Cycling Waveform Dependent Wake-Up and ON/OFF Ratio in Al2O3/Hf0.5Zr0.5O2 Ferroelectric Tunnel Junction Devices

Keerthana Shajil Nair; Marco Holzer; Catherine Dubourdieu; Veeresh Deshpande

doi:10.1021/acsaelm.2c01492

Cycling Waveform Dependent Wake-Up and ON/OFF Ratio in Al₂O₃/Hf_0.5Zr_0.5O₂ Ferroelectric Tunnel Junction Devices

ACS Appl Electron Mater. 2023 Mar 10;5(3):1478-1488. doi: 10.1021/acsaelm.2c01492. eCollection 2023 Mar 28.

Authors

Keerthana Shajil Nair^{1

2}, Marco Holzer^{1

2}, Catherine Dubourdieu^{1

2}, Veeresh Deshpande¹

Affiliations

¹ Helmholtz-Zentrum-Berlin für Materialien und Energie, Institute "Functional Oxides for Energy Efficient Information Technology", Hahn-Meitner Platz 1, 14109 Berlin, Germany.
² Physical Chemistry, Freie Universität Berlin, Arnimallee 22, 14195 Berlin, Germany.

Abstract

The wake-up behavior and ON/OFF current ratio of TiN-Al₂O₃-Hf_0.5Zr_0.5O₂-W ferroelectric tunnel junction (FTJ) devices were investigated for different wake-up voltage waveforms.
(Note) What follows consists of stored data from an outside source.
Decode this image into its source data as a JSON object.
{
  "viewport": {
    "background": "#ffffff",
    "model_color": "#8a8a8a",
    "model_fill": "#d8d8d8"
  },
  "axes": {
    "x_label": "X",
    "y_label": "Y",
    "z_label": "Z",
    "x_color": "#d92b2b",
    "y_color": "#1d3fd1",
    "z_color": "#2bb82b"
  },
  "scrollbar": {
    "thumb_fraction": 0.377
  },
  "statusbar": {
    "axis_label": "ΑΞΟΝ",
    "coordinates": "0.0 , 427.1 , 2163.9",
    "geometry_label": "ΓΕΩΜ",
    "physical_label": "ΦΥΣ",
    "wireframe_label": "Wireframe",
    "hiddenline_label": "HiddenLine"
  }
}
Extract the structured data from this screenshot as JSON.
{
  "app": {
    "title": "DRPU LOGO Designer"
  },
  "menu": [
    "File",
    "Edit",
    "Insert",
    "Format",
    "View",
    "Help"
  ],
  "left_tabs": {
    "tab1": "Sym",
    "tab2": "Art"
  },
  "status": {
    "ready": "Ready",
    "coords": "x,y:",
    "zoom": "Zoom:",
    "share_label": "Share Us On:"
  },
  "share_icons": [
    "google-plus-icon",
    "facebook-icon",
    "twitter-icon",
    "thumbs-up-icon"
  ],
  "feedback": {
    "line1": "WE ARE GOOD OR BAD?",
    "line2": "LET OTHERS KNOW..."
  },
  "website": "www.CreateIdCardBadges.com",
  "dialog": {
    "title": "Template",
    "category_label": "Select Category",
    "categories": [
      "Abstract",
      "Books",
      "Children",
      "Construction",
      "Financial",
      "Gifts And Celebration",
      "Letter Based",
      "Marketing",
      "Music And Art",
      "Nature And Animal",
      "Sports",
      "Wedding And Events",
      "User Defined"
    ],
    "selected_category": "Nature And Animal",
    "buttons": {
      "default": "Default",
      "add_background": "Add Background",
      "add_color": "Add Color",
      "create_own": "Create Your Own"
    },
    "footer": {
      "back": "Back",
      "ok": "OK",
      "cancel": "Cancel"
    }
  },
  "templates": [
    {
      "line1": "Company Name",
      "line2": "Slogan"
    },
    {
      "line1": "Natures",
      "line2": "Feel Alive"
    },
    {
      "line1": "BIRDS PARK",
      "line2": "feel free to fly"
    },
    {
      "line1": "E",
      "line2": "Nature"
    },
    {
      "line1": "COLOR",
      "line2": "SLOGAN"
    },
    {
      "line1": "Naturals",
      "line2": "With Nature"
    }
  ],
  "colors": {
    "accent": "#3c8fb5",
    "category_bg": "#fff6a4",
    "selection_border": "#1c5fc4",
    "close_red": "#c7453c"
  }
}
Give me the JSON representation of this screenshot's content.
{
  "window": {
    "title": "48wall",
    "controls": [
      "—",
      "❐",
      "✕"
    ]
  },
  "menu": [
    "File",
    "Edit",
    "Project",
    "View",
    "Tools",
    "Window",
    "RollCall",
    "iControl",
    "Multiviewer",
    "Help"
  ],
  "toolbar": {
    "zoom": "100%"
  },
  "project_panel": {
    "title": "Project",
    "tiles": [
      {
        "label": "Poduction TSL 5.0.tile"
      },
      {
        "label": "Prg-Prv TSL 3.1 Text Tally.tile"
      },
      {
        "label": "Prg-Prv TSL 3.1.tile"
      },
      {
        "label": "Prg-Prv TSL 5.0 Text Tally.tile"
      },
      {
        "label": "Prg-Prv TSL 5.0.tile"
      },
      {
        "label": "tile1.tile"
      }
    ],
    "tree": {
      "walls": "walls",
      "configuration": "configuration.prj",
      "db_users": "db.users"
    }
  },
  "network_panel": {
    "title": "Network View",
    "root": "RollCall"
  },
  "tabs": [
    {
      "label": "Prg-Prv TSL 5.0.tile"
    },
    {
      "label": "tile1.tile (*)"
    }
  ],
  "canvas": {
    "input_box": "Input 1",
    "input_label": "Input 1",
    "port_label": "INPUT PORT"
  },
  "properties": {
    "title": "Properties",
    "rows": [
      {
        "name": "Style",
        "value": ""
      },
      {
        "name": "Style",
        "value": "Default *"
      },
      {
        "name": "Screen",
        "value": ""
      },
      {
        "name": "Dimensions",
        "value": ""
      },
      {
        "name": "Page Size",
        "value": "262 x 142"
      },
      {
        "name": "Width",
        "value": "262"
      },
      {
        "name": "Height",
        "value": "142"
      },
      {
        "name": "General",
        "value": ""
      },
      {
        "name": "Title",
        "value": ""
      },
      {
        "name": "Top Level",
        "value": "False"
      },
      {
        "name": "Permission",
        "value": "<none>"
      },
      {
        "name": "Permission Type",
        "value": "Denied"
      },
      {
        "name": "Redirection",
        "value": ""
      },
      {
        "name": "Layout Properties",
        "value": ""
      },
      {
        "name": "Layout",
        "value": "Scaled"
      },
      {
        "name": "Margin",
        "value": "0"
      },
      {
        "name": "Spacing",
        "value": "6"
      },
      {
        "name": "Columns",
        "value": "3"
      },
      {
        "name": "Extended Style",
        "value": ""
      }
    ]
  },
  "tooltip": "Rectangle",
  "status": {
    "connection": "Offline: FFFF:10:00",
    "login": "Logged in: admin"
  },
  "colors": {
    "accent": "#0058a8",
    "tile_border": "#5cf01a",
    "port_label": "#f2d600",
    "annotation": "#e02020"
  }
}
We studied triangular and square waves, as well as square pulse trains of equal or unequal voltage amplitudes for positive and negative polarities. We find that the wake-up behavior in these FTJ stacks is highly influenced by the field cycling waveform. A square waveform is observed to provide wake-up with the lowest number of cycles, concomitantly resulting in higher remnant polarization and a higher ON/OFF ratio in the devices, compared to a triangular waveform. We further show that wake-up is dependent on the number of cycles rather than the total time of the applied electric field during cycling. We also demonstrate that different voltage magnitudes are necessary for positive and negative polarities during field cycling for efficient wake-up. Utilizing an optimized waveform with unequal magnitudes for the two polarities during field cycling, we achieve a reduction in wake-up cycles and a large enhancement of the ON/OFF ratio from ∼5 to ∼35 in our ferroelectric tunnel junctions.